Samsung has chosen the descriptive brand name of SmartSSD for its device. More widely, flash drives that process data in situ are classified by SNIA as Computational Storage Drives (CSDs). During its FMS presentation, Alibaba said the fifth generation of the custom flash drives it uses in its cloud are CSDs. The cloud behemoth said it is open to industry collaboration and named Samsung, ScaleFlux, Xilinx and open channel SSD maker Shannon Systems as part of the 'ecosystem' for its flash drives, with other vendors joining the project.

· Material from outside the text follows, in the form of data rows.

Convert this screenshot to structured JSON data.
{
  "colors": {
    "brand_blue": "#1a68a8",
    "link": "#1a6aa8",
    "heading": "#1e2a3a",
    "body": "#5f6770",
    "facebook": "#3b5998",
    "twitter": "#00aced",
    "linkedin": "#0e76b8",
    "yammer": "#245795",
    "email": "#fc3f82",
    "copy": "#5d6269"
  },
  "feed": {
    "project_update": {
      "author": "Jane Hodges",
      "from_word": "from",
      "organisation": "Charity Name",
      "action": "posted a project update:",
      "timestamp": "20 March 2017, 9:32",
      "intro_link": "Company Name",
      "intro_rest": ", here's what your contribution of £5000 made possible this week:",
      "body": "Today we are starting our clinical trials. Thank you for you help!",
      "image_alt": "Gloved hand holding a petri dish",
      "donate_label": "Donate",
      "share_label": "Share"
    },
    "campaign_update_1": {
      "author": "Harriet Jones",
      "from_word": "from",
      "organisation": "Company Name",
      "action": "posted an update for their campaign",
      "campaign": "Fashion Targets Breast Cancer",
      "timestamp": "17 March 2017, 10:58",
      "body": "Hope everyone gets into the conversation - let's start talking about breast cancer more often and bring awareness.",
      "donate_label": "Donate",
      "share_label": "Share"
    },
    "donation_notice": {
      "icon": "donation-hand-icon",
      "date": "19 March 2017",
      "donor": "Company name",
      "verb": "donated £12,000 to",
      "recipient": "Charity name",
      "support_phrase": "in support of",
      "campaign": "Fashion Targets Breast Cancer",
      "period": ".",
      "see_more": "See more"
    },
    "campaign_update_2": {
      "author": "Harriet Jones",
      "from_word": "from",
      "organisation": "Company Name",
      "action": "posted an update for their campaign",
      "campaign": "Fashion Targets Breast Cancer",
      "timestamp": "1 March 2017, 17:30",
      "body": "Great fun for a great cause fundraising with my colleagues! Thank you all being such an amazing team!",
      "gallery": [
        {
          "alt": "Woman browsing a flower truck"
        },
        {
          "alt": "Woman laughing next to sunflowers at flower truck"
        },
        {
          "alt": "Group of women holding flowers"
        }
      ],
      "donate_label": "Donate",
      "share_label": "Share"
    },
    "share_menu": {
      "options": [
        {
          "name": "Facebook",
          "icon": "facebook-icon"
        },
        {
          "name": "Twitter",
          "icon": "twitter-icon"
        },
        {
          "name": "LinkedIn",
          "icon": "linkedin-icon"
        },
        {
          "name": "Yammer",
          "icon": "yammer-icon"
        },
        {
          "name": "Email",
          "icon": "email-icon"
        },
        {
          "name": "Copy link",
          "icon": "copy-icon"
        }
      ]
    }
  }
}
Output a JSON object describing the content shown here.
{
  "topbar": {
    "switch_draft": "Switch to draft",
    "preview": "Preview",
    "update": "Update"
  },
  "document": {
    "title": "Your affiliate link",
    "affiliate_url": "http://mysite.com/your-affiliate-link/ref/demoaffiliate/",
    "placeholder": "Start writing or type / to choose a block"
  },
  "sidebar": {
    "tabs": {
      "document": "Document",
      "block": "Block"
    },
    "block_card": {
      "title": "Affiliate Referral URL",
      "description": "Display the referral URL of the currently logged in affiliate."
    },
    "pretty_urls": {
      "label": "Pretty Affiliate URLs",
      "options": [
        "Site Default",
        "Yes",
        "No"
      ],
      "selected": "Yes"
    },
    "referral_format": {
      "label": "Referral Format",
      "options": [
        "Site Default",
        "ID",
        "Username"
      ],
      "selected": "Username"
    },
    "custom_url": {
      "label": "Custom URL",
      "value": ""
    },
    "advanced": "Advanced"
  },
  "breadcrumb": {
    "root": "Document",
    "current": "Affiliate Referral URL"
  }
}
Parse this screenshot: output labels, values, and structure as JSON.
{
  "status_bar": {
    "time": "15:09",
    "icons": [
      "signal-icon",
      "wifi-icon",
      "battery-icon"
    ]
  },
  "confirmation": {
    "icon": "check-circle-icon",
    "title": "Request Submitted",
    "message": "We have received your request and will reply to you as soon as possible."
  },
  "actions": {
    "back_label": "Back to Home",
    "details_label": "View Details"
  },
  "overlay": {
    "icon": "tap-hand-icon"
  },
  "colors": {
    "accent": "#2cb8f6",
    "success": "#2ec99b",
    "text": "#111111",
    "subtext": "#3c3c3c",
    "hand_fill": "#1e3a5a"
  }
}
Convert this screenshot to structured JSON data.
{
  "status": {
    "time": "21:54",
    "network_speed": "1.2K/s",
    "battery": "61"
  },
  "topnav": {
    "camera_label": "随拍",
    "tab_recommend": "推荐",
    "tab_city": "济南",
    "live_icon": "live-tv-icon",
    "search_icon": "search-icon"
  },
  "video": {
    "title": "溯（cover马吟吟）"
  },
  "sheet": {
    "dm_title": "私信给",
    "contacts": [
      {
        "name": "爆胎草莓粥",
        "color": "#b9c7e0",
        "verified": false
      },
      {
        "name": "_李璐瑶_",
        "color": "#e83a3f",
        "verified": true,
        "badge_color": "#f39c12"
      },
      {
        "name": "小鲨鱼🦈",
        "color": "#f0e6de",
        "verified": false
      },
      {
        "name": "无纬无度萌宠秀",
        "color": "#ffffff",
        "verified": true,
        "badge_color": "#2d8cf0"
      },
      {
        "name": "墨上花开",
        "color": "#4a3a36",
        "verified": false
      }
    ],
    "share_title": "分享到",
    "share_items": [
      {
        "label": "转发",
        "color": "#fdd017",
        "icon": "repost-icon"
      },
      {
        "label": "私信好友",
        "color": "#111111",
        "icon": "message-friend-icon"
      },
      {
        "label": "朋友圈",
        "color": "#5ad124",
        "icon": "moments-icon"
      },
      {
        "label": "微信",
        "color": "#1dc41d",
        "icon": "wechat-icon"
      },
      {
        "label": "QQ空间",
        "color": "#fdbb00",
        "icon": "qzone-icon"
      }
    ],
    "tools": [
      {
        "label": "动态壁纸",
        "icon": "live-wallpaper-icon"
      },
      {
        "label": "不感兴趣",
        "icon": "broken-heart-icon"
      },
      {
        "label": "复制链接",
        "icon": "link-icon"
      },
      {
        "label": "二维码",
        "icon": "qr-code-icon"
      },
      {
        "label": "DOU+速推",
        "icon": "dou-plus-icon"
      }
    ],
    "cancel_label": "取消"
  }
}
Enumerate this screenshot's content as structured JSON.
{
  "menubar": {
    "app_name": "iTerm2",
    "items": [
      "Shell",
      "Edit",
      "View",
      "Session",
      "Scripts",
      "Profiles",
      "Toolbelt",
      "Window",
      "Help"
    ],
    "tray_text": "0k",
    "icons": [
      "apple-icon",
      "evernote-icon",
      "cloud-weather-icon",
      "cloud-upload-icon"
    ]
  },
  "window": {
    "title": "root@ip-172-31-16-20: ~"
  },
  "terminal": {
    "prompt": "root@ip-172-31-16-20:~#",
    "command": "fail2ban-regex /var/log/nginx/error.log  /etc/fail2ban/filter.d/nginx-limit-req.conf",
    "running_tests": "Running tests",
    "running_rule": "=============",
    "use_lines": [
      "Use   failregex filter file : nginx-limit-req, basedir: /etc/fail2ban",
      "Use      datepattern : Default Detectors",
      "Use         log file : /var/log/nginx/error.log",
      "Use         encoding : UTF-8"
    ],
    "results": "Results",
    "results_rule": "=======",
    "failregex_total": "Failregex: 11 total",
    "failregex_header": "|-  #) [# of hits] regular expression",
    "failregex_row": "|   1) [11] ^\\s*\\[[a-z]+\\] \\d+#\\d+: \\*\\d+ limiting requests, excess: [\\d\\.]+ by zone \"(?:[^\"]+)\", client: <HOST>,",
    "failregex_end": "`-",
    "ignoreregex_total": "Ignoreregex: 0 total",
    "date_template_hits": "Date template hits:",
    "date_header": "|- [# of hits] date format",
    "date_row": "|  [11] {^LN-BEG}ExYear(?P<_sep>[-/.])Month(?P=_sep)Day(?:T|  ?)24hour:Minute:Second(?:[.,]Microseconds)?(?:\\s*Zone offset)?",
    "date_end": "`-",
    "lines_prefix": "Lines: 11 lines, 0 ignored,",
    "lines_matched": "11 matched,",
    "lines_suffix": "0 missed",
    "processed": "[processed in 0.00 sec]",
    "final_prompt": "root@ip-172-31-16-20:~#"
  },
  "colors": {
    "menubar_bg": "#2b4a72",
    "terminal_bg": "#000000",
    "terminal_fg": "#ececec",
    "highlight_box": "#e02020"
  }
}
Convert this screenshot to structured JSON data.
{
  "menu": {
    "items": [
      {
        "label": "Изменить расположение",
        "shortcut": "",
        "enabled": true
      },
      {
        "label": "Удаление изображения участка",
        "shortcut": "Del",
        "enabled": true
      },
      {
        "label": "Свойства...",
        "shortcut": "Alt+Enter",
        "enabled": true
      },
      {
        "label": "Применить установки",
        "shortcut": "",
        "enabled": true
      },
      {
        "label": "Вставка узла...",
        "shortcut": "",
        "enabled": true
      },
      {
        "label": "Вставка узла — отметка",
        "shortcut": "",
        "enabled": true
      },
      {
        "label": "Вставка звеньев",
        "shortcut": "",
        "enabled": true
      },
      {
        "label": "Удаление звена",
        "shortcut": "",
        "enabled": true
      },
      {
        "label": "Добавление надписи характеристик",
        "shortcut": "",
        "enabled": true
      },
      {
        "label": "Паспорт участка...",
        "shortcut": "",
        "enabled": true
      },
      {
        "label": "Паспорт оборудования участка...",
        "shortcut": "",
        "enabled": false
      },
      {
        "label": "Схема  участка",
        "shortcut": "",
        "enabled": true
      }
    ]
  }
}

We do not know what individual contributions those vendors are making, except that Alibaba is deploying CSDs developed by startup ScaleFlux to accelerate its PolarDB database. Further details of the deployment are under wraps, but Alibaba confirmed its existence by applying jointly with ScaleFlux for an FMS Best of Show Customer Implementation award – and subsequently winning the award. 451 believes the deployment will involve very large numbers of the ScaleFlux devices. PolarDB is a combined OLTP and analytics database, and ScaleFlux claims that its devices almost entirely eliminate the impact of analytics on OLTP performance. Like Samsung's device, ScaleFlux's CSD uses an FPGA for in situ data processing. At FMS, ScaleFlux demonstrated its drives accelerating a combination of MySQL and RocksDB.

Startup NGD has also developed a CSD, but unlike the Samsung and ScaleFlux devices that handle specific, fixed tasks, NGD's device features a Linux instance that can host a customer's choice of existing software. This is the approach that Arm endorsed, and the Linux instance runs in Arm cores on NGD's device, which recently became entirely ASIC-powered. NGD is targeting its drive at a range of datacenter and IoT or Edge applications, and at FMS it demonstrated the device hosting Microsoft's Azure Edge software stack and, separately, running image-recognition software with no involvement of host CPUs. As the company said, its drives are effectively micro-servers. NGD argued that more image recognition is completed at the edge than at any other location, and unveiled a version of its drive in EDSFF or ruler form-factor, which it said will suit edge deployments.

The third startup currently shipping computational storage devices is Eideticom, which has adopted yet another approach. Like Samsung and ScaleFlux, Eideticom is offering NVMe-mounted devices that incorporate FPGAs and are designed to take on processing workloads that would otherwise be completed in server CPUs. However, unlike the ScaleFlux and Samsung devices, Eideticom's devices do not store data but include a mechanism developed by the company for P2P data transfers between its devices and NVMe flash drives, with no deployment of server CPU cycles or DRAM. The devices also fit with SNIA's classification of a CSP.

One of Eideticom's core arguments is that NVMe and NVMe-oF should be better exploited as data transports. NGD said it is also developing support for P2P data transfers in its devices. Echoing ScaleFlux, Eideticom cited RocksDB as an example workload, and claimed that its devices boosted transaction rates sixfold, improved QoS eightfold, and cut flash costs fourfold in a bench test comparing servers with and without its devices. Other workloads cited by Eideticom included Hadoop.

RocksDB is also one of the applications being targeted by startup Pliops, which has developed an NVMe-mounted, FPGA-powered card that also does not store data but is designed to accelerate emerging applications such as analytics and machine learning. Pliops is not pitching itself as a computational storage provider because it says it wants to stick to a message that its devices simply accelerate applications, but it is worth mentioning in this report because its device fits squarely with SNIA's definition of a CSP.